Lamouchi et Renard.. Les chiffres révèlent que la crise en Tunisie dépasse le changement d'entraîneur

Lamouchi et Renard.. Les chiffres révèlent que la crise en Tunisie dépasse le changement d'entraîneur

dimanche 21-06-2026
L'élimination de l'équipe nationale tunisienne de la Coupe du Monde 2026 n'était pas seulement une sortie précoce de la phase de groupes, mais elle a révélé une crise technique plus profonde qu'un simple changement d'entraîneur pendant le tournoi. Après la lourde défaite contre la Suède sur un score de 5-1 sous la direction de Sabri Lamouchi, la Fédération tunisienne de football a décidé de faire appel à l'entraîneur français Hervé Renard dans l'espoir de sauver ce qui pouvait l'être lors des deux matchs restants.

Cependant, le pari n'a pas réussi, car les "Aigles de Carthage" ont subi une nouvelle défaite face au Japon par quatre buts à zéro, quittant ainsi officiellement la compétition sans aucun point, ce qui a ouvert la voie à de nombreuses questions sur l'impact du changement de l'encadrement technique à ce moment critique.

Lamouchi.. Une lourde défaite et des chiffres modestes

Les statistiques du match contre la Suède révèlent que l'équipe tunisienne a souffert en termes de performance, malgré quelques périodes équilibrées au cours du match.
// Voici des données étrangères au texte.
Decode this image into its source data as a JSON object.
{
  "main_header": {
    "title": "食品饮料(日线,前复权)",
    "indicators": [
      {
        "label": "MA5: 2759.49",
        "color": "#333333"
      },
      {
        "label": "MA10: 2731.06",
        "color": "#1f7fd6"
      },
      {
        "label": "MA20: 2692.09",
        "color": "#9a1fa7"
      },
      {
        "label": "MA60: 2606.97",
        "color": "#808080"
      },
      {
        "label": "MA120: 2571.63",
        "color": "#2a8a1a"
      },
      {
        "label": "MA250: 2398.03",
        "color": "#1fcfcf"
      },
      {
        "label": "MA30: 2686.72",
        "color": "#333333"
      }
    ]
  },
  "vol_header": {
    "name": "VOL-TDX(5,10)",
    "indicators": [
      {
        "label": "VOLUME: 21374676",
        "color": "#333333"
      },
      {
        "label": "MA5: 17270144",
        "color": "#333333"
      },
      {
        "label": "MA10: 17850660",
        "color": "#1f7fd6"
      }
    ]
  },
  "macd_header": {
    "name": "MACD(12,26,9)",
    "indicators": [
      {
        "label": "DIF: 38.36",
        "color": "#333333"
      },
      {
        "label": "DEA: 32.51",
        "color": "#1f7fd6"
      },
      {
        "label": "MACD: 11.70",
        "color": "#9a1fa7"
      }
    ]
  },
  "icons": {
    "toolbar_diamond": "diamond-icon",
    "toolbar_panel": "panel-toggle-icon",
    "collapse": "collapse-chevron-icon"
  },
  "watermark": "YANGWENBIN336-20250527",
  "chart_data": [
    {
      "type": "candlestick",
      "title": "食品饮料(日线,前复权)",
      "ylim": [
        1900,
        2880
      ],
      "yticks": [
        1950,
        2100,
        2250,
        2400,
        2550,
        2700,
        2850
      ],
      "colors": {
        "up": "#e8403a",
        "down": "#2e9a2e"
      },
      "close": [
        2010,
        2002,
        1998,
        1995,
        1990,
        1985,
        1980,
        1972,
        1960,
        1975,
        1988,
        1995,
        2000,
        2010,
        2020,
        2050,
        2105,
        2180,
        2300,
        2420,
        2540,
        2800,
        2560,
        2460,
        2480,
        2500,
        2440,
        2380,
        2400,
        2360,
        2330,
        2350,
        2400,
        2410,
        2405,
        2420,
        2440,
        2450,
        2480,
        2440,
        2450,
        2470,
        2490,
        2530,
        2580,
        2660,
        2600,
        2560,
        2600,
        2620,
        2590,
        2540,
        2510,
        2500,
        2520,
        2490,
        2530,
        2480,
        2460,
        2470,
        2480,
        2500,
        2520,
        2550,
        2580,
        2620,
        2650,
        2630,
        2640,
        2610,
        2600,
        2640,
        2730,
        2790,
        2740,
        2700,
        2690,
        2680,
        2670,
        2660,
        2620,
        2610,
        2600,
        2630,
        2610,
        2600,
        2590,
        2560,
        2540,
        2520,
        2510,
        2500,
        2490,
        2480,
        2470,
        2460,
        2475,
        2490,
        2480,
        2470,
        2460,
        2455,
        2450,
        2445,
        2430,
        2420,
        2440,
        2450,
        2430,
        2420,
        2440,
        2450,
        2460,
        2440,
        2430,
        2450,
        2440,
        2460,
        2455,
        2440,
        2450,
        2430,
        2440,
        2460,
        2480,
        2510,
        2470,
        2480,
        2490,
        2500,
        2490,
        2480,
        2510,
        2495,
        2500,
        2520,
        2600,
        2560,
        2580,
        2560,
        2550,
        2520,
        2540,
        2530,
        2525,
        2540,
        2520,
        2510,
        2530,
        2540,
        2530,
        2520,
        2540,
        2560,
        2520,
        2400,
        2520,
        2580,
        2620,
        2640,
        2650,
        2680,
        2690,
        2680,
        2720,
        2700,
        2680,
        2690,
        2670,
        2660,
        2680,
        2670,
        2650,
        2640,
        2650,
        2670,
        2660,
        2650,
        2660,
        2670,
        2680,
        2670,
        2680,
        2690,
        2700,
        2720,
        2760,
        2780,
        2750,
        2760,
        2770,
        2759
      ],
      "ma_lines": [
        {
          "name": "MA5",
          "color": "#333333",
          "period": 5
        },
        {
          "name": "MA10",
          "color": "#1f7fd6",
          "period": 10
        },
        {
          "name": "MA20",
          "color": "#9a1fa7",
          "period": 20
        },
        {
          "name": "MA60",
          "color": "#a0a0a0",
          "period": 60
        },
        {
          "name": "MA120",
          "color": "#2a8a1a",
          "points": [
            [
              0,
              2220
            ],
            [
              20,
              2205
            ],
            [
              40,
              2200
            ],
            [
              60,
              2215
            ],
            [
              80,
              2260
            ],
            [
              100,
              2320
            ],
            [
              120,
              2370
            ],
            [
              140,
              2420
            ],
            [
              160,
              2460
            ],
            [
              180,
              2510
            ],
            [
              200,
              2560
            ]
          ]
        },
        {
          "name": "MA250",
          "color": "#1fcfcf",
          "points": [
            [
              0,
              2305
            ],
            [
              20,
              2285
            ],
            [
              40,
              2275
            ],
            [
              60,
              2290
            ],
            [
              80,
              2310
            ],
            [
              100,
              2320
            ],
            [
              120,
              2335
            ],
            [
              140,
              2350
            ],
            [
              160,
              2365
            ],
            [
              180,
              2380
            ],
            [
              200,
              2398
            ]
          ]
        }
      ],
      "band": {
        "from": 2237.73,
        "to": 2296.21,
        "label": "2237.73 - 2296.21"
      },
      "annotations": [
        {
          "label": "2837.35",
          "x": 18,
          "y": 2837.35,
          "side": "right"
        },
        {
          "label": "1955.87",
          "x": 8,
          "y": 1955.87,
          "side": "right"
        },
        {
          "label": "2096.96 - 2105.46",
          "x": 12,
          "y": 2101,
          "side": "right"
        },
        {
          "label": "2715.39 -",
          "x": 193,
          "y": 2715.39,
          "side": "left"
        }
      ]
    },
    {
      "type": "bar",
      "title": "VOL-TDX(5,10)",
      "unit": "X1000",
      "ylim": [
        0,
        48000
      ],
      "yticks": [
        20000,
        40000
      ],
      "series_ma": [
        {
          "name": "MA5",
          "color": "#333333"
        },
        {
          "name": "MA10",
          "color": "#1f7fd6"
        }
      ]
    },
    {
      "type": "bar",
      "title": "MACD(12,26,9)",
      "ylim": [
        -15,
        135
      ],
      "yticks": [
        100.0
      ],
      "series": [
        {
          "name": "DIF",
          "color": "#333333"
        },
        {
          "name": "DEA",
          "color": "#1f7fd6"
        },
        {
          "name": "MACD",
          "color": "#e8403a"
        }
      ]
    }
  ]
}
La Tunisie a eu la possession du ballon à hauteur de 49% contre 51% pour la Suède, mais elle a été la partie la moins performante dans la création d'occasions, avec un taux de buts attendus de seulement 0,28 contre 1,33 pour l'équipe suédoise.

L'équipe tunisienne s'est contentée de seulement 6 tirs contre 13 pour son adversaire, et a cadré deux tirs contre 7 tirs suédois entre les trois poteaux.

La Suède a également surpassé dans la création d'occasions dangereuses avec 4 occasions contre zéro pour la Tunisie, ce qui explique la grande différence dans le résultat final, surtout avec les erreurs défensives qui ont coûté à l'équipe nationale de concéder cinq buts.

Renard.. la mission n'a pas changé et le résultat est resté le même.

En revanche, Hervé Renard a affronté le Japon dans des conditions difficiles et sous une forte pression, mais il n'a pas réussi à provoquer le changement attendu.

Les chiffres ont montré un recul plus important au niveau offensif, la Tunisie ayant détenu le ballon seulement 38% du temps contre 62% pour le Japon, et s'étant contentée de deux tentatives tout au long du match sans aucun tir cadré.

Le taux d'objectifs attendus pour l'équipe tunisienne n'était que de 0,05 contre 2,07 pour le Japon, tandis que les "Aigles de Carthage" ont créé une seule occasion contre 9 pour l'équipe japonaise.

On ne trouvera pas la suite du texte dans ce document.